Akibat dari tindakan pemerintah pendudukan Jepang yang mulai kelihatan menyudutkan Kristen, orang tidak berani lagi mengadakan rapat-rapat majelis gereja. Ada klasis yang selama pendudukan Jepang tidak mengadakan rapat. Juga ada sebuah gereja yang menghapuskan kolekte untuk orang miskin oleh karena takut pada kemungkinan larangan Jepang. Beberapa gedung gereja ditutup sehingga kebaktian Minggu terpaksa diadakan di rumah-rumah. Di Jepitu-Gunung Kidul dan di Glonggong Kebumen misalnya, banyak umat yang dibujuk unutk menginggalkan kekristenan, namun mereka ternyata masih mencintai Tuhannya. Sayangnya tidak semua warga gereja tegar dalam situasi ancaman yang kian semakin besar, banyak diantaranya menyembunyikan Alkitab dan bahkan ada yang membakarnya untuk menghidari tuduhan yang mengancam jiwanya. Akibat lain adalah katekisasi juga ikut terhenti. Setelah satu tahun berlalu, Jepang mengambil-alih gedung gereja untuk kepentingan Jepang yaitu gedung gereja Gondokusuman-Yogyakarta dijadikan gudang senjata dan gedung gereja Wonosari dijadikan asrama prajurit PETA juga penyelenggaraan ibadah dilarang, kunjungan guru (Injil) ditolak, bahasa Belanda juga tidak lagi dipergunakan. Teologisch Opleidingschool Yogyakarta yang semula ingin bertahan, tetapi dengan alasan karean dosen-dosen yang mengajar itu adalah bangsa Belanda sehingga sekolah teologi ini ditutup oleh pemerintah pendudukan Jepang. Kehidupan jemaat secara ekonomi adalah lemah dan semakin lemah sehingga berimbas kepada para gutu Injil dan pendeta yang mengasuhnya. Ada sekitar 15% guru Injil yang tidak lagi dapat melayani karena kesulitan ekonomi yang manghimpitnya. Oleh karena kerja keras deputat Synode dibantu Ds. Basuki Probowinoto yang berhasil mendapat dukungan dana dari Gereja Jawa di Jakarta, Gereja Gereformeerd Kalisari Semarang, serta gereja-gereaj Tionghoa dapat memperingan beban kehidupan guru Injil.[22]
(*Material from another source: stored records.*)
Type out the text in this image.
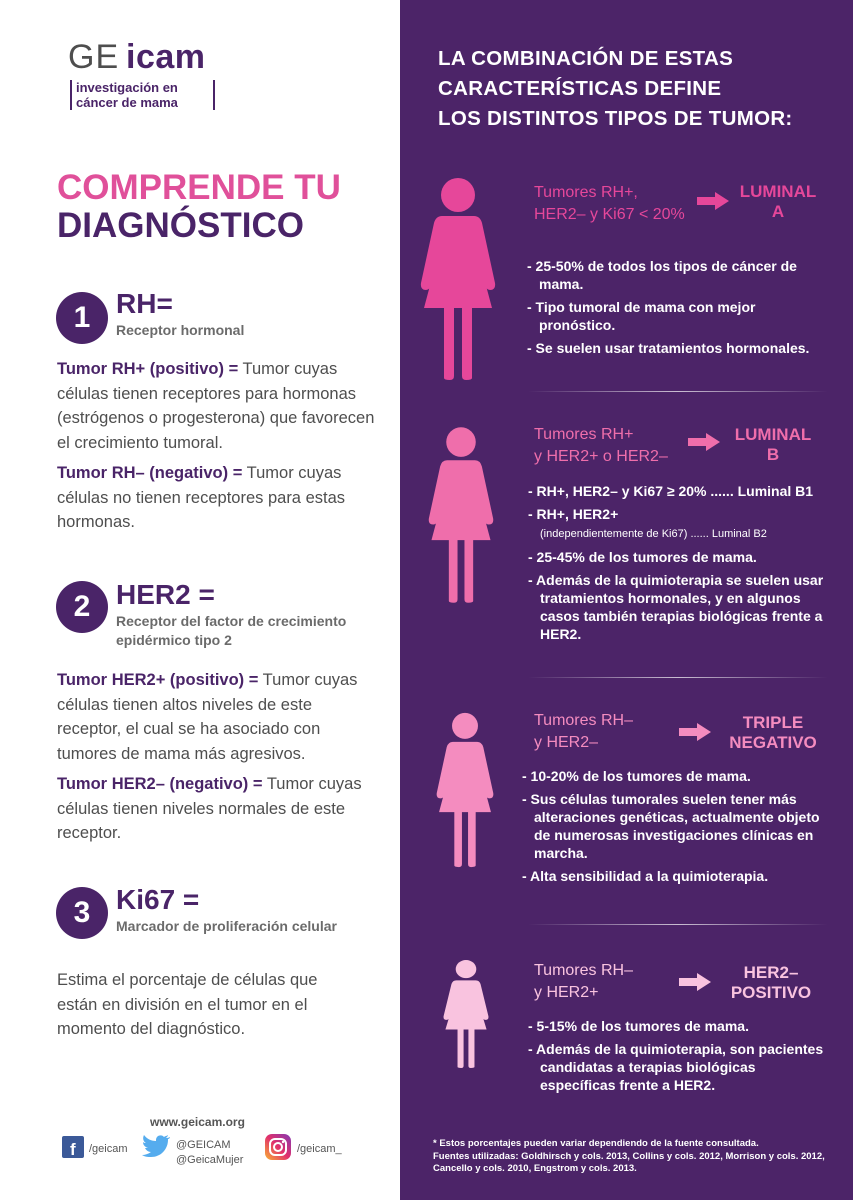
GE icam
investigación en
cáncer de mama
COMPRENDE TU
DIAGNÓSTICO
1 RH=
Receptor hormonal
Tumor RH+ (positivo) = Tumor cuyas células tienen receptores para hormonas (estrógenos o progesterona) que favorecen el crecimiento tumoral.
Tumor RH– (negativo) = Tumor cuyas células no tienen receptores para estas hormonas.
2 HER2 =
Receptor del factor de crecimiento epidérmico tipo 2
Tumor HER2+ (positivo) = Tumor cuyas células tienen altos niveles de este receptor, el cual se ha asociado con tumores de mama más agresivos.
Tumor HER2– (negativo) = Tumor cuyas células tienen niveles normales de este receptor.
3 Ki67 =
Marcador de proliferación celular
Estima el porcentaje de células que están en división en el tumor en el momento del diagnóstico.
www.geicam.org
f /geicam	@GEICAM
@GeicaMujer
/geicam_
LA COMBINACIÓN DE ESTAS
CARACTERÍSTICAS DEFINE
LOS DISTINTOS TIPOS DE TUMOR:
Tumores RH+,
HER2– y Ki67 < 20%
LUMINAL
A
- 25-50% de todos los tipos de cáncer de mama.
- Tipo tumoral de mama con mejor pronóstico.
- Se suelen usar tratamientos hormonales.
Tumores RH+
y HER2+ o HER2–
LUMINAL
B
- RH+, HER2– y Ki67 ≥ 20% ...... Luminal B1
- RH+, HER2+
(independientemente de Ki67) ...... Luminal B2
- 25-45% de los tumores de mama.
- Además de la quimioterapia se suelen usar tratamientos hormonales, y en algunos casos también terapias biológicas frente a HER2.
Tumores RH–
y HER2–
TRIPLE
NEGATIVO
- 10-20% de los tumores de mama.
- Sus células tumorales suelen tener más alteraciones genéticas, actualmente objeto de numerosas investigaciones clínicas en marcha.
- Alta sensibilidad a la quimioterapia.
Tumores RH–
y HER2+
HER2–
POSITIVO
- 5-15% de los tumores de mama.
- Además de la quimioterapia, son pacientes candidatas a terapias biológicas específicas frente a HER2.
* Estos porcentajes pueden variar dependiendo de la fuente consultada.
Fuentes utilizadas: Goldhirsch y cols. 2013, Collins y cols. 2012, Morrison y cols. 2012, Cancello y cols. 2010, Engstrom y cols. 2013.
2.8. Kekristenan di Jawa pada masa Indonesia Merdeka
Pengalaman dan kehidupan gereja di masa pendudukan Jepang sangant mempengaruhi jalannya sejarah Gereja di Indonesia dalam periode berikut ini. dengan menyerahnya Jepang pada Sekutu pada tanggal 14 Maret 1945 maka dengan itu berakhirlah penderitaan, penganiayaan dan penjajahan Jepang di Indonesia. Bersamaan dengan itu usaha dan semangat Indonesia untuk merdeka sudah sampai pada tahap kematangan yaitu puncaknya pada pembacaan Proklamasi pada tanggal 17 Agustus 1945. Pada waktu itu  gereja- gereja sepenuhnya sadar bahwa perjuangan unutk memperoleh kemerdekaan bangsa itu adalah tugas dan tanggungjawab seluruh bangsa Indonesia dan orang Kristen sebagai bagian yang tak terpisahkan ikut pula dalam memperjuangkan kemerdekaan.[23] Kurun waktu sesudah kemerdekaan secara tak diduga-duga menjadi periode kesempatan besar bagi penginjilan, walaupun dalam bidang pendidikan dan pekerjaan, Gereja Kristen Jawa Timur hanya sedikit saja yang menunjukan prakarsa (hal ini dikarenakan bahwa adannya tanggung jawab Pemerintah dalam bidang pendidikan dan pemuda). Di mana-mana, khususnya kalangan pemuda, terjadinya serangkaian paetobatan. Hanya sedikit bertobat yang disebabkan oleh karya penginjilan atau penginjilan yang terorganisasi. Kebanyakan terjadi lewat mekanisme “kebertetanggaan”. Karya ini berlangsung selama hari-hari besar Muslim dan Kristen yang di man ajang saling mengunjungi tetangga. Perayaan keluarga seputar Natal kerap merupakan kesempatan untuk mengundang para tetangga dan kenalan, seraya memberitahukan kepada mereka akan makna dari gari besar tersebut. Di kota-kota, dilangsungkan kunjungan ke penjara-penjara apalagi di Malang, dikunjungi para tahanan perempuan. Demikian juga mereka mengunjungi yang sakit. Jelas bahwa di dalam situasi yang berubah ini, pelayanan Kristen, demikian pula kesaksian, tengah mencari bentuk-bentuk baru.[24]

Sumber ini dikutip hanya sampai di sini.